11 Post author: Daniel_Burfoot 20 May 2010 05:11PM

You are viewing a comment permalink. View the original post to see all comments and the full post content.

Comments (19)

You are viewing a single comment's thread.

Comment author: Johnicholas 23 May 2010 06:00:25PM 2 points [-]

I think Kevin T Kelly has some slight adjustment of this "the scientific method is compression" paradigm. http://www.andrew.cmu.edu/user/kk3n/ockham/Ockham.htm

As far as I understand, the basic idea is: In order to possibly eventually become correct, you must switch among theories as you acquire more evidence, moving from simpler to more complex, because it's impossible to list theories from more complex to simpler (there are no monotonic descending functions from the natural numbers to the natural numbers, and theories can be Godel-coded).

The claim "the simplest theory that fits the data is also most likely to be correct" (or a variation of that claim regarding compression performance) is a factual claim about the world - a claim that may not be true (aggregate methods, boosting and bagging, can yield better predictors than predicting with the simplest theory).

Kevin Kelly is providing an alternative reason why we should follow simplicity in scientific method, one not based on these dubious factual claims.

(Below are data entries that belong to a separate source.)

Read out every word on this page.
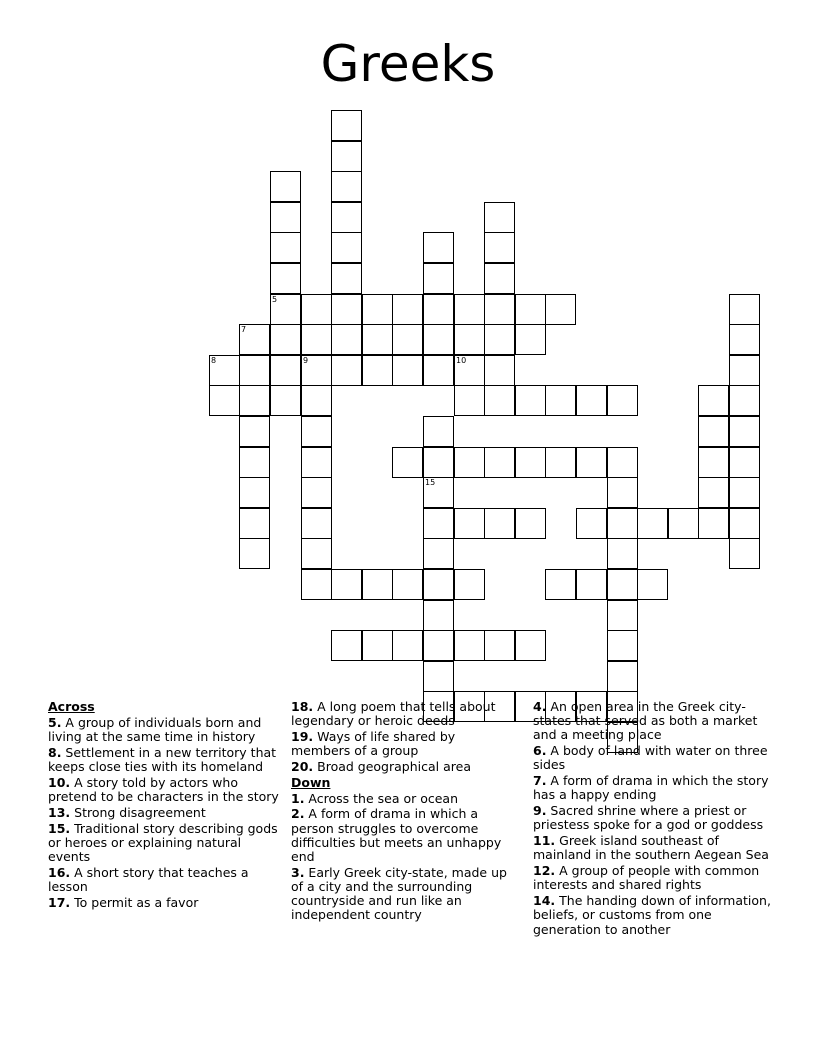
Greeks
5
7
8	9	10
15
Across

5. A group of individuals born and living at the same time in history

8. Settlement in a new territory that keeps close ties with its homeland

10. A story told by actors who pretend to be characters in the story

13. Strong disagreement

15. Traditional story describing gods or heroes or explaining natural events

16. A short story that teaches a lesson

17. To permit as a favor

18. A long poem that tells about legendary or heroic deeds

19. Ways of life shared by members of a group

20. Broad geographical area

Down

1. Across the sea or ocean

2. A form of drama in which a person struggles to overcome difficulties but meets an unhappy end

3. Early Greek city-state, made up of a city and the surrounding countryside and run like an independent country

4. An open area in the Greek city-states that served as both a market and a meeting place

6. A body of land with water on three sides

7. A form of drama in which the story has a happy ending

9. Sacred shrine where a priest or priestess spoke for a god or goddess

11. Greek island southeast of mainland in the southern Aegean Sea

12. A group of people with common interests and shared rights

14. The handing down of information, beliefs, or customs from one generation to another
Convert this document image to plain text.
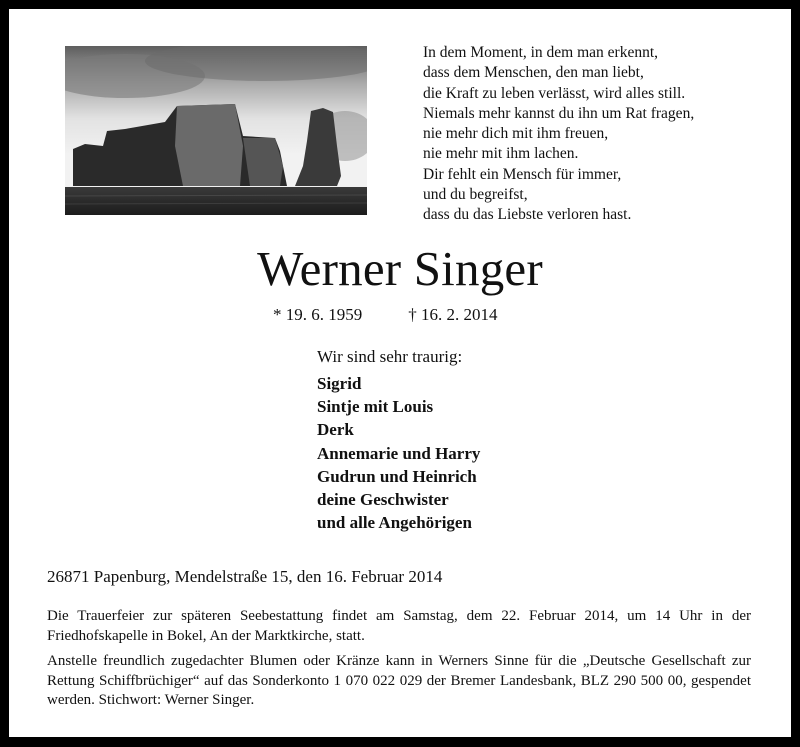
In dem Moment, in dem man erkennt,
dass dem Menschen, den man liebt,
die Kraft zu leben verlässt, wird alles still.
Niemals mehr kannst du ihn um Rat fragen,
nie mehr dich mit ihm freuen,
nie mehr mit ihm lachen.
Dir fehlt ein Mensch für immer,
und du begreifst,
dass du das Liebste verloren hast.
Werner Singer
* 19. 6. 1959	† 16. 2. 2014
Wir sind sehr traurig:
Sigrid
Sintje mit Louis
Derk
Annemarie und Harry
Gudrun und Heinrich
deine Geschwister
und alle Angehörigen
26871 Papenburg, Mendelstraße 15, den 16. Februar 2014
Die Trauerfeier zur späteren Seebestattung findet am Samstag, dem 22. Februar 2014, um 14 Uhr in der Friedhofskapelle in Bokel, An der Marktkirche, statt.
Anstelle freundlich zugedachter Blumen oder Kränze kann in Werners Sinne für die „Deutsche Gesellschaft zur Rettung Schiffbrüchiger“ auf das Sonderkonto 1 070 022 029 der Bremer Landesbank, BLZ 290 500 00, gespendet werden. Stichwort: Werner Singer.
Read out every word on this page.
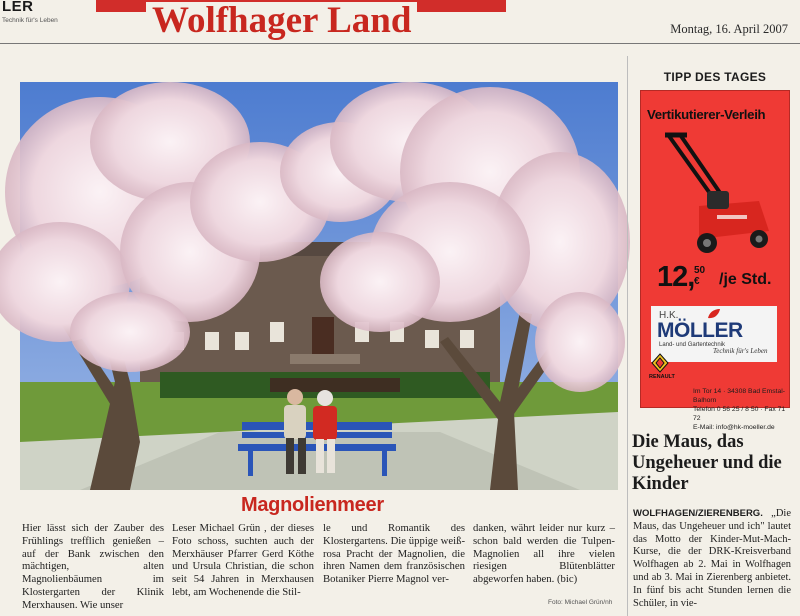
LER
Technik für's Leben	Wolfhager Land	Montag, 16. April 2007
Magnolienmeer
Hier lässt sich der Zauber des Frühlings trefflich genießen – auf der Bank zwischen den mächtigen, alten Magnolienbäumen im Klostergarten der Klinik Merxhausen. Wie unser
Leser Michael Grün , der dieses Foto schoss, suchten auch der Merxhäuser Pfarrer Gerd Köthe und Ursula Christian, die schon seit 54 Jahren in Merxhausen lebt, am Wochenende die Stil-
le und Romantik des Klostergartens. Die üppige weiß-rosa Pracht der Magnolien, die ihren Namen dem französischen Botaniker Pierre Magnol ver-
danken, währt leider nur kurz – schon bald werden die Tulpen-Magnolien all ihre vielen riesigen Blütenblätter abgeworfen haben. (bic)
Foto: Michael Grün/nh
TIPP DES TAGES
Vertikutierer-Verleih
12, 50
€	/je Std.
H.K.
MÖLLER
Land- und Gartentechnik
Technik für's Leben
RENAULT
Im Tor 14 · 34308 Bad Emstal-Balhorn
Telefon 0 56 25 / 8 50 · Fax 71 72
E-Mail: info@hk-moeller.de
Die Maus, das Ungeheuer und die Kinder
WOLFHAGEN/ZIERENBERG. „Die Maus, das Ungeheuer und ich" lautet das Motto der Kinder-Mut-Mach-Kurse, die der DRK-Kreisverband Wolfhagen ab 2. Mai in Wolfhagen und ab 3. Mai in Zierenberg anbietet. In fünf bis acht Stunden lernen die Schüler, in vie-
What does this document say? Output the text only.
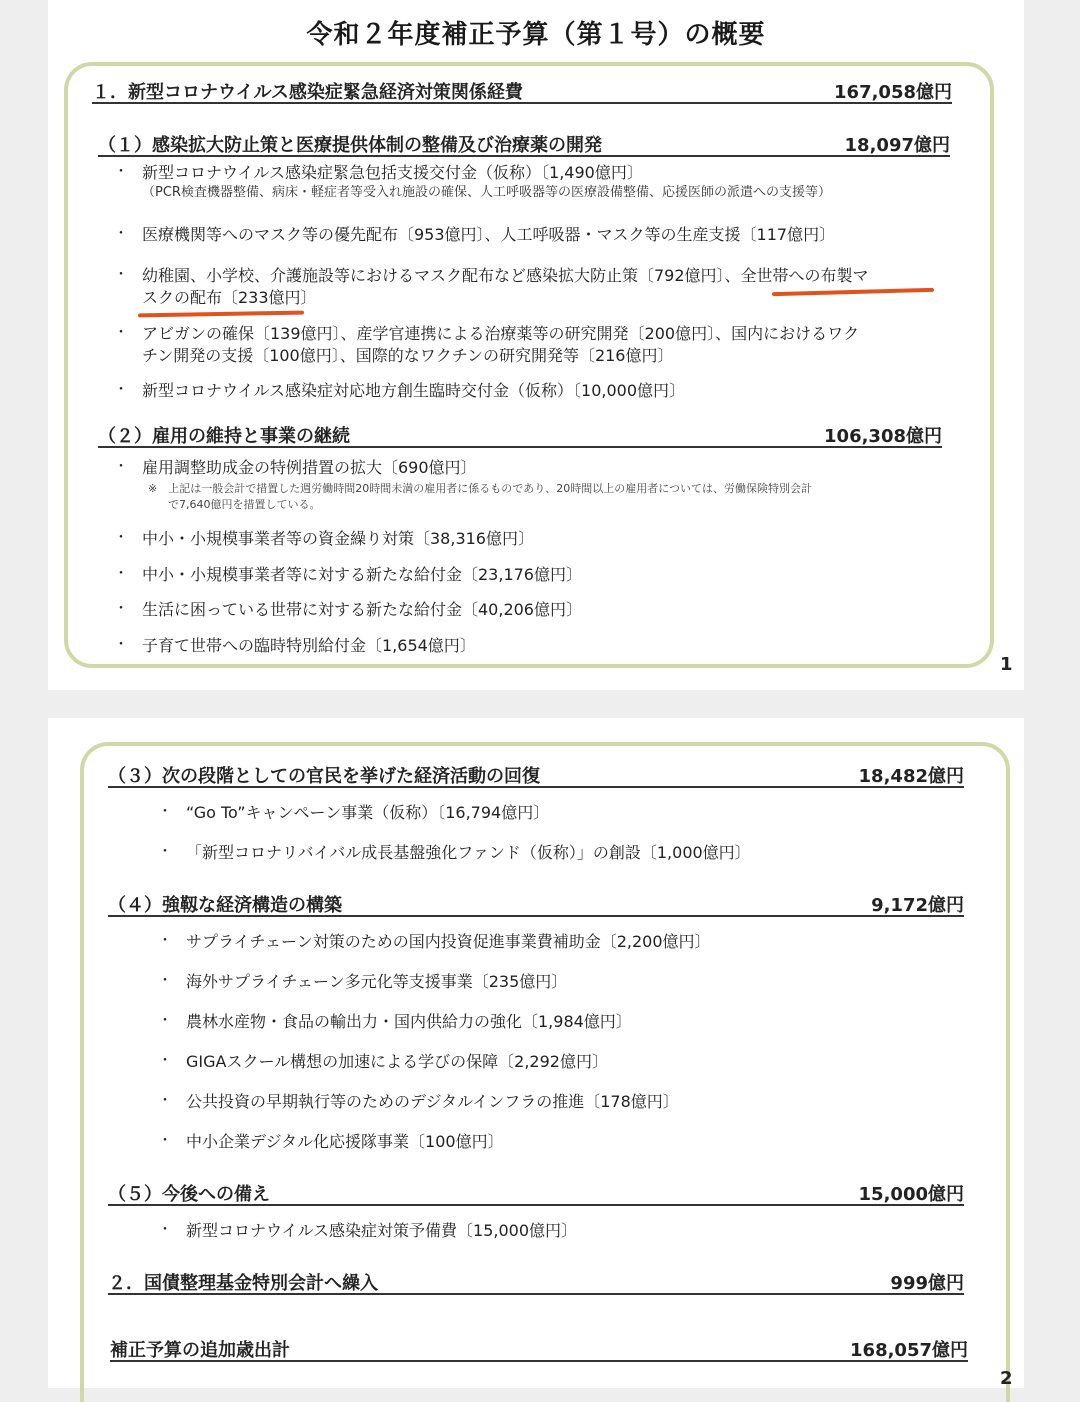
令和２年度補正予算（第１号）の概要
１．新型コロナウイルス感染症緊急経済対策関係経費	167,058億円
（１）感染拡大防止策と医療提供体制の整備及び治療薬の開発	18,097億円
・ 新型コロナウイルス感染症緊急包括支援交付金（仮称）〔1,490億円〕
（PCR検査機器整備、病床・軽症者等受入れ施設の確保、人工呼吸器等の医療設備整備、応援医師の派遣への支援等）
・ 医療機関等へのマスク等の優先配布〔953億円〕、人工呼吸器・マスク等の生産支援〔117億円〕
・ 幼稚園、小学校、介護施設等におけるマスク配布など感染拡大防止策〔792億円〕、全世帯への布製マ
スクの配布〔233億円〕
・ アビガンの確保〔139億円〕、産学官連携による治療薬等の研究開発〔200億円〕、国内におけるワク
チン開発の支援〔100億円〕、国際的なワクチンの研究開発等〔216億円〕
・ 新型コロナウイルス感染症対応地方創生臨時交付金（仮称）〔10,000億円〕
（２）雇用の維持と事業の継続	106,308億円
・ 雇用調整助成金の特例措置の拡大〔690億円〕
※　上記は一般会計で措置した週労働時間20時間未満の雇用者に係るものであり、20時間以上の雇用者については、労働保険特別会計
で7,640億円を措置している。
・ 中小・小規模事業者等の資金繰り対策〔38,316億円〕
・ 中小・小規模事業者等に対する新たな給付金〔23,176億円〕
・ 生活に困っている世帯に対する新たな給付金〔40,206億円〕
・ 子育て世帯への臨時特別給付金〔1,654億円〕
1
（３）次の段階としての官民を挙げた経済活動の回復	18,482億円
・ “Go To”キャンペーン事業（仮称）〔16,794億円〕
・ 「新型コロナリバイバル成長基盤強化ファンド（仮称）」の創設〔1,000億円〕
（４）強靱な経済構造の構築	9,172億円
・ サプライチェーン対策のための国内投資促進事業費補助金〔2,200億円〕
・ 海外サプライチェーン多元化等支援事業〔235億円〕
・ 農林水産物・食品の輸出力・国内供給力の強化〔1,984億円〕
・ GIGAスクール構想の加速による学びの保障〔2,292億円〕
・ 公共投資の早期執行等のためのデジタルインフラの推進〔178億円〕
・ 中小企業デジタル化応援隊事業〔100億円〕
（５）今後への備え	15,000億円
・ 新型コロナウイルス感染症対策予備費〔15,000億円〕
２．国債整理基金特別会計へ繰入	999億円
補正予算の追加歳出計	168,057億円
2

Comment author: Daniel_Burfoot 25 May 2010 06:34:30PM 1 point [-]

The claim "the simplest theory that fits the data is also most likely to be correct" (or a variation of that claim regarding compression performance) is a factual claim about the world - a claim that may not be true (aggregate methods, boosting and bagging, can yield better predictors than predicting with the simplest theory).

I think the majority of research in machine learning indicates that this claim IS true. Certainly all methods of preventing overfitting that I am aware of involve some form of capacity control, regularization, or model complexity penalty. If you can cite a generalization theorem that does not depend on some such scheme, I would be very interested to hear about it.